Menurut dia, bencana yang terjadi belakangan ini adalah bencana ekologis akibat dari kerusakan lingkungan yang dilakukan manusia secara sistematis.
“Ada faktor kuat yang memicu rentan serta tingginya fenomena bencana, salah satunya deforestasi di kawasan hutan," ungkapnya.
jawa barat, provinsi berpenduduk terbanyak di negeri ini, menanggung risiko lebih besar. Daftar ancamannya panjang: tsunami, letusan gunung api, banjir bandang, hingga puting beliung. Namun ancaman terbesar justru datang dari kerakusan manusia yang mengecilkan kemampuan alam menjaga dirinya sendiri.
“Kita tidak bisa mengelak jika alam sudah mengingatkan atas keserakahan manusia,” kata Iwang.
Kerusakan itu terlihat dari laju perubahan ruang yang sulit dibendung.

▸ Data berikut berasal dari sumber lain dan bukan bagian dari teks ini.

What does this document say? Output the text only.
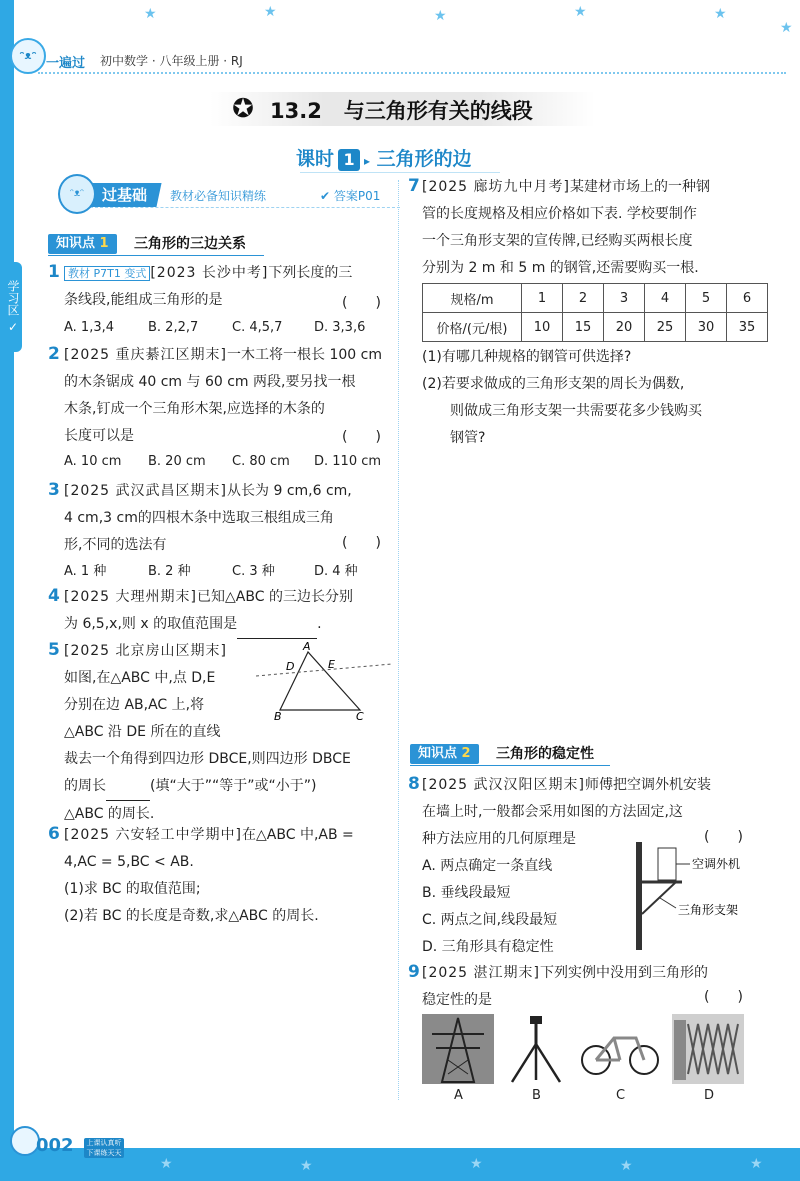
★
★
★
★
★
★
ᵔᴥᵔ
一遍过 初中数学 · 八年级上册 · RJ
✪ 13.2 与三角形有关的线段
课时 1 ▸ 三角形的边
学习区 ✓
过基础	教材必备知识精练	✔ 答案P01
ᵔᴥᵔ
知识点 1	三角形的三边关系
1 教材 P7T1 变式 [2023 长沙中考]下列长度的三
条线段,能组成三角形的是	(　　)
A. 1,3,4	B. 2,2,7	C. 4,5,7 D. 3,3,6
2 [2025 重庆綦江区期末]一木工将一根长 100 cm
的木条锯成 40 cm 与 60 cm 两段,要另找一根
木条,钉成一个三角形木架,应选择的木条的
长度可以是	(　　)
A. 10 cm B. 20 cm C. 80 cm D. 110 cm
3 [2025 武汉武昌区期末]从长为 9 cm,6 cm,
4 cm,3 cm的四根木条中选取三根组成三角
形,不同的选法有	(　　)
A. 1 种	B. 2 种	C. 3 种	D. 4 种
4 [2025 大理州期末]已知△ABC 的三边长分别
为 6,5,x,则 x 的取值范围是	.
5 [2025 北京房山区期末]
如图,在△ABC 中,点 D,E
分别在边 AB,AC 上,将
△ABC 沿 DE 所在的直线
裁去一个角得到四边形 DBCE,则四边形 DBCE
的周长	(填“大于”“等于”或“小于”)
△ABC 的周长.
A
D	E
B	C
6 [2025 六安轻工中学期中]在△ABC 中,AB =
4,AC = 5,BC < AB.
(1)求 BC 的取值范围;
(2)若 BC 的长度是奇数,求△ABC 的周长.
7 [2025 廊坊九中月考]某建材市场上的一种钢
管的长度规格及相应价格如下表. 学校要制作
一个三角形支架的宣传牌,已经购买两根长度
分别为 2 m 和 5 m 的钢管,还需要购买一根.
规格/m	1	2	3	4	5	6
价格/(元/根)	10	15	20	25	30	35
(1)有哪几种规格的钢管可供选择?
(2)若要求做成的三角形支架的周长为偶数,
则做成三角形支架一共需要花多少钱购买
钢管?
知识点 2	三角形的稳定性
8 [2025 武汉汉阳区期末]师傅把空调外机安装
在墙上时,一般都会采用如图的方法固定,这
种方法应用的几何原理是
A. 两点确定一条直线
B. 垂线段最短
C. 两点之间,线段最短
D. 三角形具有稳定性
(　　)
空调外机
三角形支架
9 [2025 湛江期末]下列实例中没用到三角形的
稳定性的是	(　　)
A	B	C	D
★	★	★	★	★
002	上课认真听 下课练天天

Dalam dua tahun terakhir, Walhi mencatat penyusutan tutupan hutan di jawa barat mencapai 43 persen.
Kawasan lindung, hutan produksi tetap dan terbatas, perlahan berubah menjadi lokasi tambang, properti, wisata hingga proyek energi seperti geothermal.
Pada saat yang sama, ia menuding pemerintah justru ikut menyuburkan perubahan itu.
“Upaya pencegahan, pemulihan serta perbaikan lingkungan masih dapat dikatakan nyaris tidak dilakukan oleh pemerintah," terang dia.
Di sektor pertambangan, sikap abai pemerintah terlihat terang. Tahun 2023, ada 54 izin usaha tambang habis masa berlakunya. Namun aktivitas tambang tetap berjalan.
Tahun berikutnya, Walhi menemukan 176 titik tambang ilegal di jawa barat. Sumedang dan Tasikmalaya menduduki dua posisi teratas, masing-masing dengan 48 lokasi tambang. Menyusul Bandung, Bogor, Cianjur, Purwakarta, hingga Cirebon.
“Pemerintah tidak pernah menertibkan perusahaan-perusahaan yang ijinnya telah habis namun masih beroperasi,” tutur Iwang.
Alih fungsi lahan menjadi ancaman lainnya. Di kawasan imbuhan—wilayah yang mestinya menyerap air—pembangunan perumahan, industri, dan pariwisata terus menggerus hamparan persawahan.
Walhi mencatat penyusutan bisa mencapai 20 hektare per tahun. Air yang dulunya tertahan di tanah kini mengalir deras di permukaan, memperbesar peluang banjir.
Iwang juga menyoroti lemahnya penegakan hukum. Ia menyindir pola yang sama terjadi tiap kali bencana datang: pejabat ramai-ramai muncul setelah wilayah luluh lantak dan korban berjatuhan.
Ia menyebut negara lalai memenuhi kewajibannya melindungi lingkungan. Hingga kini, lahan kritis mencapai 900 ribu hektare belum direstorasi dengan serius. Bahkan, menurutnya, izin-izin pembangunan terus meluas hingga kawasan yang menyandang fungsi vital dalam menjaga keseimbangan ekologis.
Karena itu, Walhi menuntut langkah tegas dan strategis untuk meminimalkan risiko bencana.
“Pemerintah penting dan harus menjalankan rencana mitigasi dengan serius,” ucap Iwang.
Ia menekankan perlunya pengetatan aktivitas yang mempengaruhi kawasan hutan, pemetaan kerentanan bencana di setiap daerah, serta penegakan hukum tanpa terkecuali, baik kepada pelaku langsung maupun pemberi izin.